The setting is I'm away by myself for the weekend. This is a strange experience. It's not often I'm totally alone. Since I've gotten more aware of my needs some years ago, I've felt that I just need to be alone sometimes. The constant availability for the kids and organising everything in the home strains me sometimes and then I'm ready to snap. And I don't want to be so stressed all the time. So the thing is, being alone means no demands being made.
The idea is I should be able to relax now. And it's a very nice holiday home we've got that I can now go to (it's fairly new that we have this). But the funny thing is, lately, I've already been taking care of my needs better, and I don't feel totally strained all the time at home, there are times at home that I can relax too and now, being alone at the holiday home, I feel my feelings and hear my thoughts almost constantly. A constant stream of consciousness. (And a few weeks ago, with the big EF, I wouldn't have wanted to be alone at all.)

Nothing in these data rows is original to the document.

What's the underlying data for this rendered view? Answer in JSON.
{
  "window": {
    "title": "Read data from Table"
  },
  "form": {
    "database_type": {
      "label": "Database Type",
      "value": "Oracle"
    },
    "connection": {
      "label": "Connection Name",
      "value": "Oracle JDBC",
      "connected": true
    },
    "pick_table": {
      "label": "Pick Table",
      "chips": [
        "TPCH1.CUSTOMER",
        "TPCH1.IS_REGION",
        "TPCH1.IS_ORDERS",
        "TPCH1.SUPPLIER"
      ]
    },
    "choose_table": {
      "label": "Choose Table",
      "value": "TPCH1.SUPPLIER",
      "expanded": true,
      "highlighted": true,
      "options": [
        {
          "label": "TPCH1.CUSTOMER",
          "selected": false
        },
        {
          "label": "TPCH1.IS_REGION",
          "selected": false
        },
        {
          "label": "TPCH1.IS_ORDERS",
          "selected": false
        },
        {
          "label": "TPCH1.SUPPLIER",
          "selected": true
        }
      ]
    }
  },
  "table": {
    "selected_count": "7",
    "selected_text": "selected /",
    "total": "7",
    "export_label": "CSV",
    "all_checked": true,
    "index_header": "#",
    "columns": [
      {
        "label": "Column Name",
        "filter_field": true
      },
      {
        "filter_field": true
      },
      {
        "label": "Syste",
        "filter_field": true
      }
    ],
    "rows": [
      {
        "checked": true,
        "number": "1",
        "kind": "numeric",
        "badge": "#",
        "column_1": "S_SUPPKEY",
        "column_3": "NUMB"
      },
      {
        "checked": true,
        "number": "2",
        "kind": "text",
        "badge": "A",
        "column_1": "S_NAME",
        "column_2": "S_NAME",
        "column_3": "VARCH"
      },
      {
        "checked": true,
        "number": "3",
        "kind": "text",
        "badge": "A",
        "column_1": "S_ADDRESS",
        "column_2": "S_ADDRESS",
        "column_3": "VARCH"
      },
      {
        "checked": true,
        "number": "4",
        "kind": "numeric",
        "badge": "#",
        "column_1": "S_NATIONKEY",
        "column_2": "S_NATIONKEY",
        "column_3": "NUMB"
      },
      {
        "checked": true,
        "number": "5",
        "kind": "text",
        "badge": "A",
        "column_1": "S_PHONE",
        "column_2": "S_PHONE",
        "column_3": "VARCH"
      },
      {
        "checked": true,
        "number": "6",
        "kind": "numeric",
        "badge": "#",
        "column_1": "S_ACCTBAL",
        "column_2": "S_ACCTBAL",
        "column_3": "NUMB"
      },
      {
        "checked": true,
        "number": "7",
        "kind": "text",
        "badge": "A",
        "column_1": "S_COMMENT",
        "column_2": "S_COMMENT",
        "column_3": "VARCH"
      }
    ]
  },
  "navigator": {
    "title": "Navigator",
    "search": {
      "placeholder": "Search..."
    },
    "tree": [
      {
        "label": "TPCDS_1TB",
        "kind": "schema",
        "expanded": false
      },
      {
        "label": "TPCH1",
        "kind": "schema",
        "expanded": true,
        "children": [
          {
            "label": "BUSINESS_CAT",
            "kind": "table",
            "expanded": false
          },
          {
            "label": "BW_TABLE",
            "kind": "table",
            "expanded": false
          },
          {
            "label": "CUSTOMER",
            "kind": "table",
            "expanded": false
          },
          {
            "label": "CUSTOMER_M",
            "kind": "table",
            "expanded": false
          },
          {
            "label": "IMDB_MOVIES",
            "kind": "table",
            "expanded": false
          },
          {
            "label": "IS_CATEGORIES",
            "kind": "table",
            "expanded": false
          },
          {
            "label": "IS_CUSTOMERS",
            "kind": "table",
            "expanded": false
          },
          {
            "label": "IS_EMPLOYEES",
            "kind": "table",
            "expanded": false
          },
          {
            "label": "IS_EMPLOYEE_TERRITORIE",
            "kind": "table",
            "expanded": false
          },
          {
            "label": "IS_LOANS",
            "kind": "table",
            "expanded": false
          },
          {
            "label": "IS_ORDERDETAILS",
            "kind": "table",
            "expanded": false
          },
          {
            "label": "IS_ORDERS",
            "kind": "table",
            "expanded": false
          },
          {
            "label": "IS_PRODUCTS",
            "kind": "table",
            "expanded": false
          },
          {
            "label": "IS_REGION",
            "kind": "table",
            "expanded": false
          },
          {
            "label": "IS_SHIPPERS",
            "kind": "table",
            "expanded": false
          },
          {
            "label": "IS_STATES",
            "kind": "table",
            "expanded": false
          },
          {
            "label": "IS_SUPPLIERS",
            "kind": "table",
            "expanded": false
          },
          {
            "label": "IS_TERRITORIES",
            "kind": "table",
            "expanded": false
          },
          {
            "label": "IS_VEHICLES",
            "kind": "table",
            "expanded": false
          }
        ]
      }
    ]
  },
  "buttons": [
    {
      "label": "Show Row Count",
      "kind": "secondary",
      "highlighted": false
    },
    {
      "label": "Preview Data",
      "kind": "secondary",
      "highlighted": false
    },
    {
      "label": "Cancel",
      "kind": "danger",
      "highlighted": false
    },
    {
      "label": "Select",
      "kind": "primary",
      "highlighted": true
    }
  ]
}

I'm okay though, it's a gentle way of getting more and more in touch with my feelings and thoughts. It's been good being here too. I did get to go over the things I'd read again, to consolidate the understanding and recognition of what has been going on with me all these years. That's good and calming and reassuring.
And having no stimuli is nice too. And I took a long walk by the sea yesterday, and the weather was perfect so that was really nice.

And it's very good to notice, the tension and anxiety come from within (mostly?). So here's what I've been anxious about. When I arrived I saw two men having a chat across our house. Possible residents, I don't know them. And they saw me arrive on my own. So they know there's a woman alone in here. No need to say more here. Keeping all the doors locked all the time.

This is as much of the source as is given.